In einem Fall des OLG Dresden (Beschluss vom 4.12.2015, Az. 20 UF 875/15) hatte die unterhaltspflichtige Mutter eines Kindes ihr bestehendes Arbeitsverhältnis als angestellte Rechtsanwältin gekündigt und sich selbstständig gemacht. In der Gründungsphase hatte sie nur eingeschränkte Verdienstmöglichkeiten und konnte den Unterhalt nicht zahlen. Das Gericht stellte klar, dass es der Frau nicht vorzuwerfen sei, in die Selbstständigkeit gewechselt zu sein. Es sei zuzugestehen, in die wirtschaftlich unsichere Selbstständigkeit zu wechseln und für einen gewissen Zeitraum geringere Verdienstmöglichkeiten in Kauf zu nehmen. Hinzu kam in diesem Fall, dass der Vater als betreuender Elternteil dreimal so viel verdiente wie die Frau und der Unterhalt der Kinder insoweit gesichert war.

Welche Bedeutung haben fiktive Einkünfte?

Im Unterhaltsrecht besteht die Besonderheit, dass theoretisch erzielbare, sogenannte fiktive Einkünfte zur Anrechnung kommen können. Ein fiktives Einkommen ist ein Einkommen, das ein Elternteil theoretisch erzielen könnte, wenn er oder sie sich angemessen um eine zumutbare bezahlte Arbeit bemühen würde. In der Konsequenz führt die Zurechnung eines fiktiven Einkommens dazu, dass der Selbstbehalt des unterhaltspflichtigen Elternteils reduziert werden kann. Ein Elternteil, der beispielsweise nur über ein geringes selbstständiges Einkommen verfügt, muss damit rechnen, dass der Selbstbehalt auf gerichtlichen Beschluss herabgesetzt wird und er aus dem verfügbaren Einkommen wenigstens teilweise den Kindesunterhalt bedienen muss.

Selbstständigkeit aufgeben - was ist dann mit dem unterhaltsrelevanten Einkommen?

Das unterhaltsrelevante Einkommen bestimmt sich bei Selbstständigen nach einem mehrjährigen Jahresdurchschnitt. Im Regelfall wird der Durchschnitt der letzten drei Jahre zugrunde gelegt. Bei einem seit kurzem betriebenen Unternehmen ist der jeweilige Jahresertrag maßgebend. Geben Sie Ihre Selbstständigkeit auf, ist im Regelfall trotzdem das Einkommen der Vergangenheit maßgebend.

 

Dabei kann im Einzelfall Berücksichtigung finden, dass Sie infolge der Aufgabe Ihrer Tätigkeit aktuell kein Einkommen erzielen.

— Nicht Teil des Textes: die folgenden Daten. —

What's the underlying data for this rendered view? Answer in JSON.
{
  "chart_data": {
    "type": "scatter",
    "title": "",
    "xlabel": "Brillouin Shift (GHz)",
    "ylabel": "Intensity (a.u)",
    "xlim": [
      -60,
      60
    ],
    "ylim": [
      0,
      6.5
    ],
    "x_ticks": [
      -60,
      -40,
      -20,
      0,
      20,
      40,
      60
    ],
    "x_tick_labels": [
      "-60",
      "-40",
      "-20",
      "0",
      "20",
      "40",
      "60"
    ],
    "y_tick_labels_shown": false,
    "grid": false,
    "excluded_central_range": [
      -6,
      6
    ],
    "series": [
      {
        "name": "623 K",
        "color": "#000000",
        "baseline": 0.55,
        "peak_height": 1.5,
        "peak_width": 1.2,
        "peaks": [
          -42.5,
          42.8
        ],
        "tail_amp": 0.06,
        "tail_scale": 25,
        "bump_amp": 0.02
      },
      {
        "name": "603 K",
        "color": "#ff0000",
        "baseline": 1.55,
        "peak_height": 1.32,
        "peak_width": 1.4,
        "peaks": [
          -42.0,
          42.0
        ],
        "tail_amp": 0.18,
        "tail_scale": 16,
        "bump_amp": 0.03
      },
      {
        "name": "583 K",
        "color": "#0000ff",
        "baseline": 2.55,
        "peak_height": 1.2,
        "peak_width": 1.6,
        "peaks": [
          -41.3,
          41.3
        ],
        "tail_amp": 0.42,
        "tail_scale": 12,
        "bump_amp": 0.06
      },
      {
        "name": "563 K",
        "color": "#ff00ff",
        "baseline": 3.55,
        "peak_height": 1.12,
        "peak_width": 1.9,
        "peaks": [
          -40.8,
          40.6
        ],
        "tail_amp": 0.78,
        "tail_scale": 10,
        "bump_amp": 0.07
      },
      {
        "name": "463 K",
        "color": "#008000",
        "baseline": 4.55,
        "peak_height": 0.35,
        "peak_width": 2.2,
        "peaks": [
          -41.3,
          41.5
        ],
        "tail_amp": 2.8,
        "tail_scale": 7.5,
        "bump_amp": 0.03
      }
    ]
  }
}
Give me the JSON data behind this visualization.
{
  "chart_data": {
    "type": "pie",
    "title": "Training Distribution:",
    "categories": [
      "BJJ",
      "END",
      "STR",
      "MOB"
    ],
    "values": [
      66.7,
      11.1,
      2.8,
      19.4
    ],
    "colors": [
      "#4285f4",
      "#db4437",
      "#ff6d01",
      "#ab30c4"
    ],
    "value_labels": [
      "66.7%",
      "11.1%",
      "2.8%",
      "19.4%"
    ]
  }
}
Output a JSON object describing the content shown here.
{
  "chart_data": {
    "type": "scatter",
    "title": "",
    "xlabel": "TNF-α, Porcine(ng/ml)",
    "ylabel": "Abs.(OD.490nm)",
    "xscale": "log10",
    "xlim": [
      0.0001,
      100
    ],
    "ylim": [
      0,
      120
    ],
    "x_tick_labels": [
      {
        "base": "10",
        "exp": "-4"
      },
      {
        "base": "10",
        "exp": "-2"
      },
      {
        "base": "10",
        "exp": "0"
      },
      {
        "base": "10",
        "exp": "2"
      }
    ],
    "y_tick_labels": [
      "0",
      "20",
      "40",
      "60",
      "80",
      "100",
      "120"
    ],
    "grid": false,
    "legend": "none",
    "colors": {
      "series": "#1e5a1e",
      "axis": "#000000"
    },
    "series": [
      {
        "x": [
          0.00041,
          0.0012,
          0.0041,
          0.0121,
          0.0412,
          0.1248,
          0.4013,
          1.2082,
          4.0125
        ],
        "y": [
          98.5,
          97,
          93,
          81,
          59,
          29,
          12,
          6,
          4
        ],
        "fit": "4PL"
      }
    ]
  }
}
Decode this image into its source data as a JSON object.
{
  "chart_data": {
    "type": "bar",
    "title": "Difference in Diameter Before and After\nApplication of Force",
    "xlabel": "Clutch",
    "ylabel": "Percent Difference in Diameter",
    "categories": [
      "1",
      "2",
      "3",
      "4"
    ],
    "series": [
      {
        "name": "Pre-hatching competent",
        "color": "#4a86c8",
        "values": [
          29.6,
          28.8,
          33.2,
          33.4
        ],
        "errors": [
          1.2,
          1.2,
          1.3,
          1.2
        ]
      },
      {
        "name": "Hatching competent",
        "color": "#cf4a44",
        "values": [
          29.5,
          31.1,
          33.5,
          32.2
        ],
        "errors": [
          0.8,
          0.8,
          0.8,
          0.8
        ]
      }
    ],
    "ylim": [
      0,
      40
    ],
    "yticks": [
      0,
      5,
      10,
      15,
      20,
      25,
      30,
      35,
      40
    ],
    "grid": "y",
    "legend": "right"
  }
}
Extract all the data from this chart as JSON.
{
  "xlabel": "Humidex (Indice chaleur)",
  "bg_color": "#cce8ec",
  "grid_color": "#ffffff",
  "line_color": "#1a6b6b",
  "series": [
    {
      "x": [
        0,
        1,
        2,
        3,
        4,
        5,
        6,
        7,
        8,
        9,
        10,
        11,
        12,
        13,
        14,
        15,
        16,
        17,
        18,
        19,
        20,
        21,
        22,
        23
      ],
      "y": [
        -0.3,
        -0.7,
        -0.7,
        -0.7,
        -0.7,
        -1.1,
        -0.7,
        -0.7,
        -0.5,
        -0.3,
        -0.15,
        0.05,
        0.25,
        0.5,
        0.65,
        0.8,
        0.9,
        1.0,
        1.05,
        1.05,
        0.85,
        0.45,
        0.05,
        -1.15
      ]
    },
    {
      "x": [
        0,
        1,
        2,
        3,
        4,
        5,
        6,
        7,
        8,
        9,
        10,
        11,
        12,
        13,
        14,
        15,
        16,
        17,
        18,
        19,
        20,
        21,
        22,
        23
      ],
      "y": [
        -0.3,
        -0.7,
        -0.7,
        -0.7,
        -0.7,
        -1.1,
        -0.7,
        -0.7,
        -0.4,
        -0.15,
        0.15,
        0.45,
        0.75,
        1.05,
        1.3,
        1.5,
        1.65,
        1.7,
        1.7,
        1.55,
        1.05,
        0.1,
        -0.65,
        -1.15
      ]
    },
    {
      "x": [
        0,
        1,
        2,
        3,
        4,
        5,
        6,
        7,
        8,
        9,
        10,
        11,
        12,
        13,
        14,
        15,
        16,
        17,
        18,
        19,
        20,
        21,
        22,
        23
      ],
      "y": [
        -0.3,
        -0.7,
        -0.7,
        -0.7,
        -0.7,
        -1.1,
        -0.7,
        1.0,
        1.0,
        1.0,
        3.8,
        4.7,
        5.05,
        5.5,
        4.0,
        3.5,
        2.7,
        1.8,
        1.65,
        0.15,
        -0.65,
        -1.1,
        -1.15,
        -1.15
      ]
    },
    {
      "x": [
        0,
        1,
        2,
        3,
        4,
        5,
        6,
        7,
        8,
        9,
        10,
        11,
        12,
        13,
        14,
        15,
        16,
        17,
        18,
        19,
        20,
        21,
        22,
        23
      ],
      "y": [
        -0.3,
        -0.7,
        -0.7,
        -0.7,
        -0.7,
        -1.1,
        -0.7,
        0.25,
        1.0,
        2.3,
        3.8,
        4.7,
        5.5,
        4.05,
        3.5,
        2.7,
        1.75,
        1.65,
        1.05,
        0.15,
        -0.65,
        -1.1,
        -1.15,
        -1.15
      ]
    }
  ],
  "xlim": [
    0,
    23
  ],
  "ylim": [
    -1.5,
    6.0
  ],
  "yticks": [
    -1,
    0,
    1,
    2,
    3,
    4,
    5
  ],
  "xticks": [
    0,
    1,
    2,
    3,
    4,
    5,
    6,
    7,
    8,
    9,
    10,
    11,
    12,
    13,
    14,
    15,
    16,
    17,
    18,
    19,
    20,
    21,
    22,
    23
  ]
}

Sollten Sie mit dem Unterhaltsberechtigten im Streit liegen, wäre darüber zu verhandeln, die Unterhaltsforderungen aufzuschieben und die Entwicklung Ihrer Verhältnisse abzuwarten.

Was passiert, wenn ich meine Selbständigkeit aufgebe?

Rechnet sich Ihre Geschäftsidee nicht, haben Sie die Freiheit, jederzeit Ihre Selbstständigkeit aufzugeben. Waren Sie gewerblich tätig, genügt es, die Tätigkeit beim Gewerbeamt abzumelden. Waren Sie als Einzelunternehmer oder Freiberufler tätig, besteht Ihre Haftung für eventuell begründete Verbindlichkeiten fort. Sie stehen jetzt vor der Herausforderung, Geld für Ihren Lebensunterhalt zu verdienen. Im Idealfall schreiben Sie Bewerbungen und finden eine angestellte Tätigkeit, mit der Sie den Unterhalt bezahlen können.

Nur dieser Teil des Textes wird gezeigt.